Hello, lately I have been battling depression. I feel like I'm going nowhere in life, I'm always scared, I cut, and I cry every day. As a matter of fact, I'm crying as I write this. I'm always sad, and I never want to do anything. It's so bad that I don't even want to do anything anymore, not even the things I'd normally love to do. My mom doesn't care, because she has depression and says nothing's wrong with me. I don't talk to anyone about this, because when I do, they either pity me or they just don't care. Nobody takes it seriously or tries to help. I have 1 friend, but we have not met in real life. I only really talk to him because he understands. But we don't know each other in real life, making it hard to help. And my mom is convinced that everyone on the internet is evil, making it even harder to see him. We "like-like" each other a lot. But this makes my depression worse - the fact that I will get in trouble if my mom finds out. Everyone says "it gets better". But I just can't see myself even having a future. I want to live, but this isn't living... Wake up at noon, sit around feeling sad, go to sleep at 4am, repeat...No friends, no family that cares. I'm not looking for anyone to say "Oh, I feel sorry for you", I just want some help. I need advice. I feel like I'm living an endless loop...Don't say it gets better, because it just doesn't for me. Thanks for your help...
I've been battling with depression for a while now as well, and even as I type this, I have the urge to cut. I'm glad you seem to still have a will to live. You are very strong for that. Is there any adult in your life that would be wiling to take you to a psychiatrist or even the hospital? Are you against going to either?
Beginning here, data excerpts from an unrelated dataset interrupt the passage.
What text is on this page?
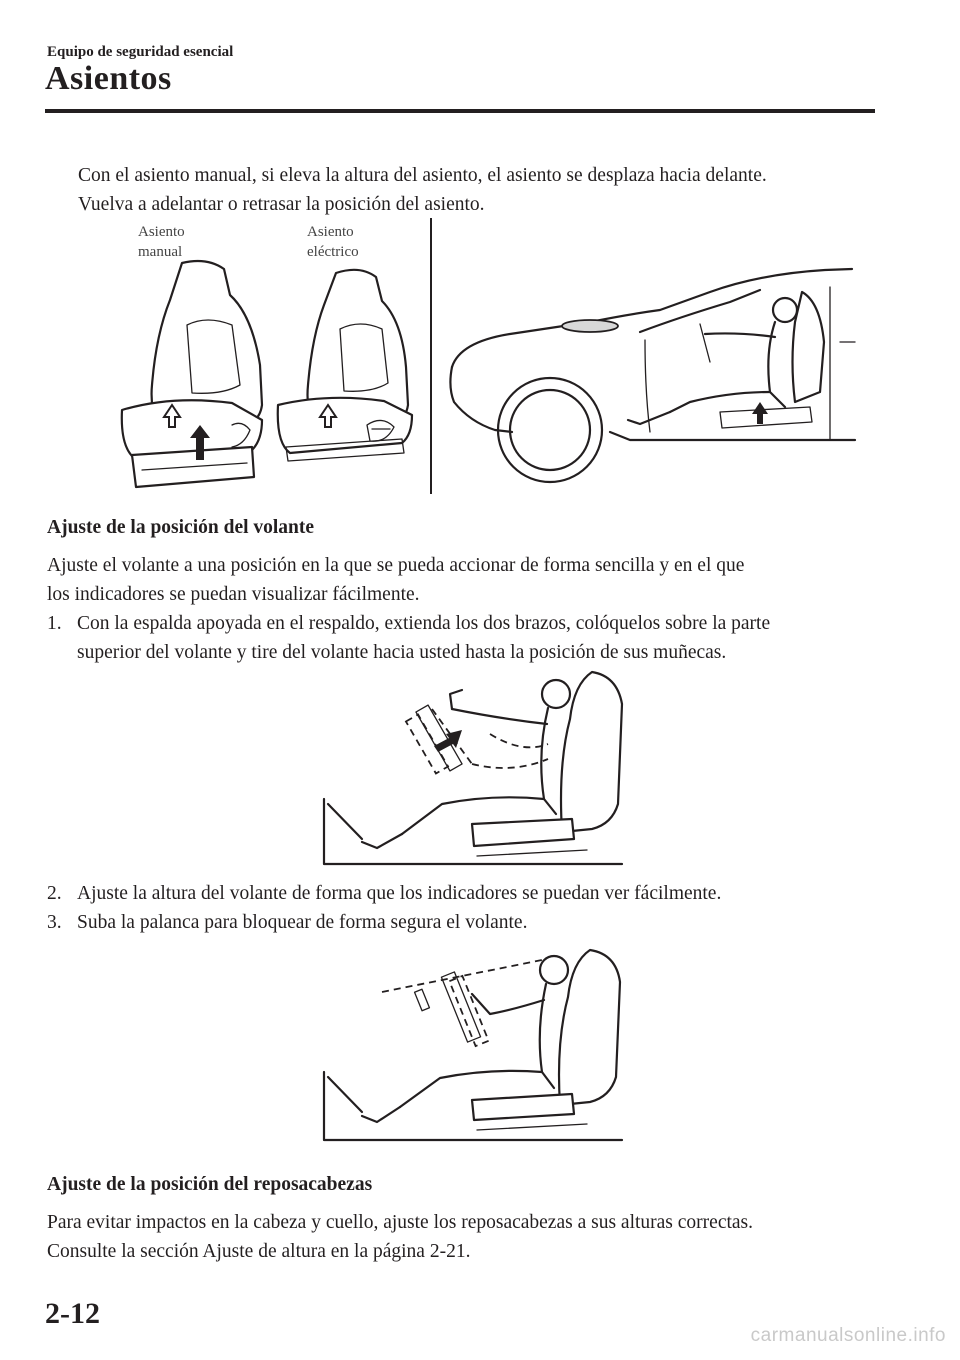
Equipo de seguridad esencial
Asientos
Con el asiento manual, si eleva la altura del asiento, el asiento se desplaza hacia delante.
Vuelva a adelantar o retrasar la posición del asiento.
Asiento
manual
Asiento
eléctrico
Ajuste de la posición del volante
Ajuste el volante a una posición en la que se pueda accionar de forma sencilla y en el que
los indicadores se puedan visualizar fácilmente.
1. Con la espalda apoyada en el respaldo, extienda los dos brazos, colóquelos sobre la parte
superior del volante y tire del volante hacia usted hasta la posición de sus muñecas.
2. Ajuste la altura del volante de forma que los indicadores se puedan ver fácilmente.
3. Suba la palanca para bloquear de forma segura el volante.
Ajuste de la posición del reposacabezas
Para evitar impactos en la cabeza y cuello, ajuste los reposacabezas a sus alturas correctas.
Consulte la sección Ajuste de altura en la página 2-21.
2-12
carmanualsonline.info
Actually, I want to see a psychiatrist. But my mom's schedule with her work and appointments is always full.
And she doesn't take you seriously enough to make time. You're really stuck on that front, huh? Is there anybody else in your life that might be willing to take you? Moving off that topic for a minute, how are you RIGHT now? Do you feel suicidal at all?
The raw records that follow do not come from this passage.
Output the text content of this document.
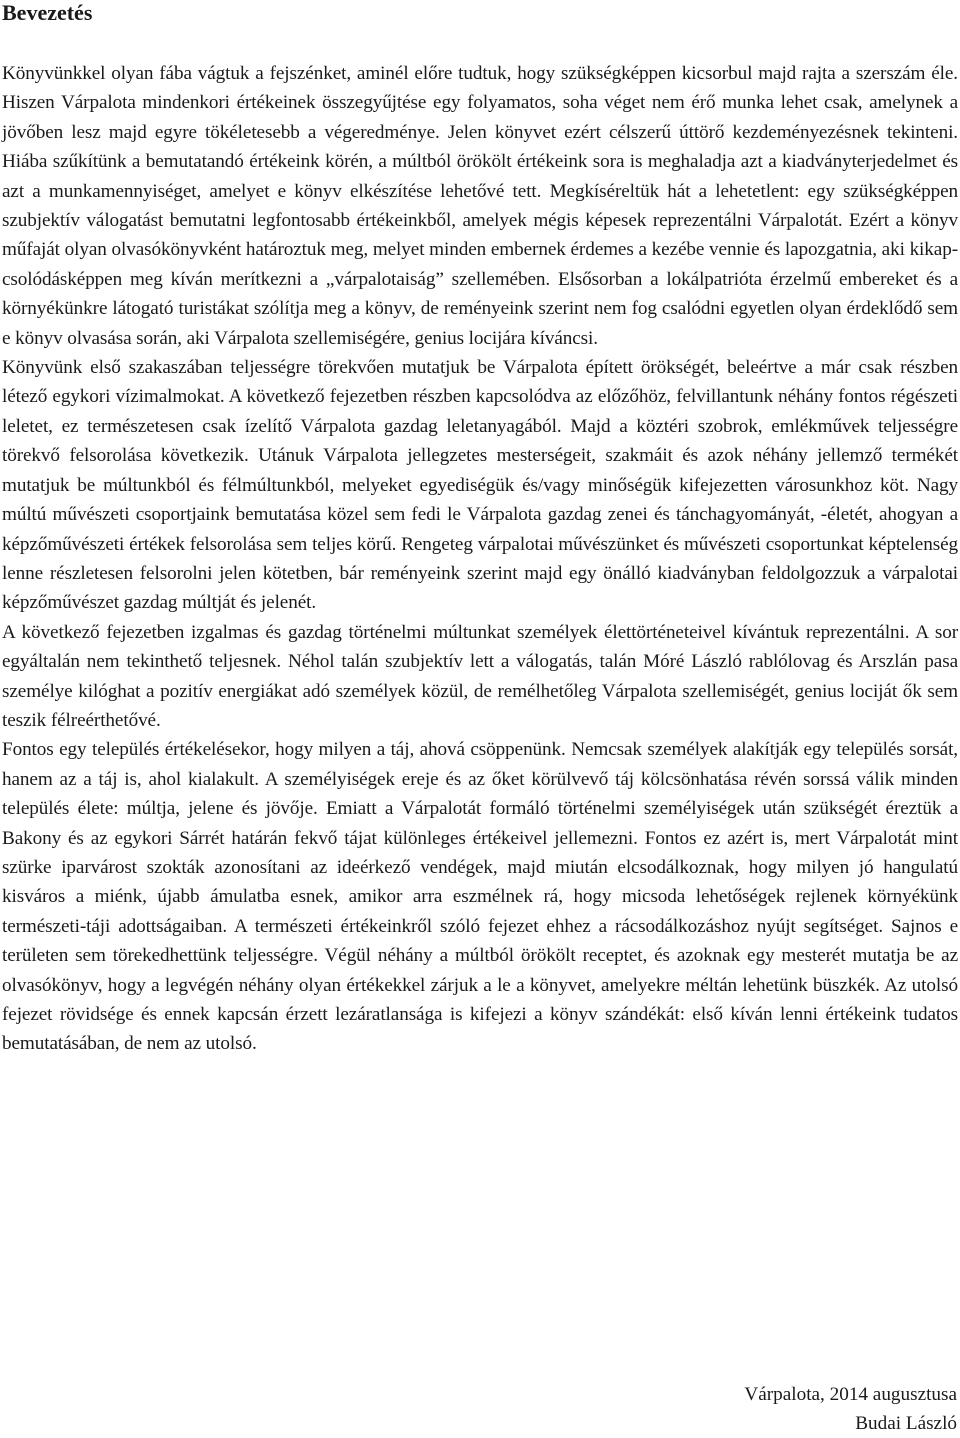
Bevezetés

Könyvünkkel olyan fába vágtuk a fejszénket, aminél előre tudtuk, hogy szükségképpen kicsorbul majd rajta a szerszám éle. Hiszen Várpalota mindenkori értékeinek összegyűjtése egy folyamatos, soha véget nem érő munka lehet csak, amelynek a jövőben lesz majd egyre tökéletesebb a végeredménye. Jelen könyvet ezért célszerű úttörő kezdeményezésnek tekinteni. Hiába szűkítünk a bemutatandó értékeink körén, a múltból örökölt értékeink sora is meghaladja azt a kiadványterjedelmet és azt a munkamennyiséget, amelyet e könyv elkészítése lehetővé tett. Megkíséreltük hát a lehetetlent: egy szükségképpen szubjektív válogatást bemutatni legfontosabb értékeinkből, amelyek mégis képesek reprezentálni Várpalotát. Ezért a könyv műfaját olyan olvasókönyvként határoztuk meg, melyet minden embernek érdemes a kezébe vennie és lapozgatnia, aki kikap-csolódásképpen meg kíván merítkezni a „várpalotaiság” szellemében. Elsősorban a lokálpatrióta érzelmű embereket és a környékünkre látogató turistákat szólítja meg a könyv, de reményeink szerint nem fog csalódni egyetlen olyan érdeklődő sem e könyv olvasása során, aki Várpalota szellemiségére, genius locijára kíváncsi.

Könyvünk első szakaszában teljességre törekvően mutatjuk be Várpalota épített örökségét, beleértve a már csak részben létező egykori vízimalmokat. A következő fejezetben részben kapcsolódva az előzőhöz, felvillantunk néhány fontos régészeti leletet, ez természetesen csak ízelítő Várpalota gazdag leletanyagából. Majd a köztéri szobrok, emlékművek teljességre törekvő felsorolása következik. Utánuk Várpalota jellegzetes mesterségeit, szakmáit és azok néhány jellemző termékét mutatjuk be múltunkból és félmúltunkból, melyeket egyediségük és/vagy minőségük kifejezetten városunkhoz köt. Nagy múltú művészeti csoportjaink bemutatása közel sem fedi le Várpalota gazdag zenei és tánchagyományát, -életét, ahogyan a képzőművészeti értékek felsorolása sem teljes körű. Rengeteg várpalotai művészünket és művészeti csoportunkat képtelenség lenne részletesen felsorolni jelen kötetben, bár reményeink szerint majd egy önálló kiadványban feldolgozzuk a várpalotai képzőművészet gazdag múltját és jelenét.

A következő fejezetben izgalmas és gazdag történelmi múltunkat személyek élettörténeteivel kívántuk reprezentálni. A sor egyáltalán nem tekinthető teljesnek. Néhol talán szubjektív lett a válogatás, talán Móré László rablólovag és Arszlán pasa személye kilóghat a pozitív energiákat adó személyek közül, de remélhetőleg Várpalota szellemiségét, genius lociját ők sem teszik félreérthetővé.

Fontos egy település értékelésekor, hogy milyen a táj, ahová csöppenünk. Nemcsak személyek alakítják egy település sorsát, hanem az a táj is, ahol kialakult. A személyiségek ereje és az őket körülvevő táj kölcsönhatása révén sorssá válik minden település élete: múltja, jelene és jövője. Emiatt a Várpalotát formáló történelmi személyiségek után szükségét éreztük a Bakony és az egykori Sárrét határán fekvő tájat különleges értékeivel jellemezni. Fontos ez azért is, mert Várpalotát mint szürke iparvárost szokták azonosítani az ideérkező vendégek, majd miután elcsodálkoznak, hogy milyen jó hangulatú kisváros a miénk, újabb ámulatba esnek, amikor arra eszmélnek rá, hogy micsoda lehetőségek rejlenek környékünk természeti-táji adottságaiban. A természeti értékeinkről szóló fejezet ehhez a rácsodálkozáshoz nyújt segítséget. Sajnos e területen sem törekedhettünk teljességre. Végül néhány a múltból örökölt receptet, és azoknak egy mesterét mutatja be az olvasókönyv, hogy a legvégén néhány olyan értékekkel zárjuk a le a könyvet, amelyekre méltán lehetünk büszkék. Az utolsó fejezet rövidsége és ennek kapcsán érzett lezáratlansága is kifejezi a könyv szándékát: első kíván lenni értékeink tudatos bemutatásában, de nem az utolsó.

Várpalota, 2014 augusztusa
Budai László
I don't feel suicidal. I'm too depressed to even think about death because it makes me feel worse. I don't have anyone else to take me to a therapist, counselor, or a psychiatrist.
Well, I'm glad you're not suicidal at least. The self harm is still troubling though. Does your mother know? If not, it may be worth a shot to see if she actually reacts to that.
She'll only be mad at me. She gets concerned with other people who self-harm, but one time I gave myself a bruise. She saw it and yelled at me...
depression is a serious medical condition. it is unfortunate that your mother doesn't take it as seriously as she should. can you go to a counselor at school and tell them what you're going through?
Yeah, talking about it does help a lot. And I go to a different kind of school that doesn't have counselors.
I'm sorry to hear that your school doesn't have any counselors. that's really unfortunate, because lots of kids need somebody to talk to about things. but it is what it is, and I am so glad that you found EC so that you have a place to come and vent, and other people who will listen to you, and who have been down similar paths.
I just feel bored. There's plenty of things to do, and I just don't want to do anything. I have to complete a project today but I always get stressed out... ---------- Post added 31st Dec 2014 at 10:25 AM ---------- Yeah, EC does help me a lot
Me and depression are like a married couple, if he gets out of line I just wack depression the the face... Muhahahaha! In all honesty, I have been trying to get in contact with the lgbt community in my area. They have counselor and psychologist at the lgbt center. I would advice you to go find yourself counselor and accept that people will make that pouty pity face when they talk to you about your problem. The almighty knows the many psychologist I have fooled and beaten simply because I think beyond depression. When it comes down to it I learn to remember that 80 years more of depression weights less than 80 years of fun innovation. - your atypical booksaurus, Erika
The important thing is to stay connected and keep talking/typing about your feelings, including the feelings of wanting to cut. Staying silent feeds the depression and despair. If the urge to cut is very strong try to explore the possibility of alternative coping mechanisms, like these: http://www.nshn.co.uk/upload/Distractions.pdf Remember, there is no shame in reaching out for support when you are not strong. If it helps to talk through this forum, keep at it. You're probably doing better than you think are.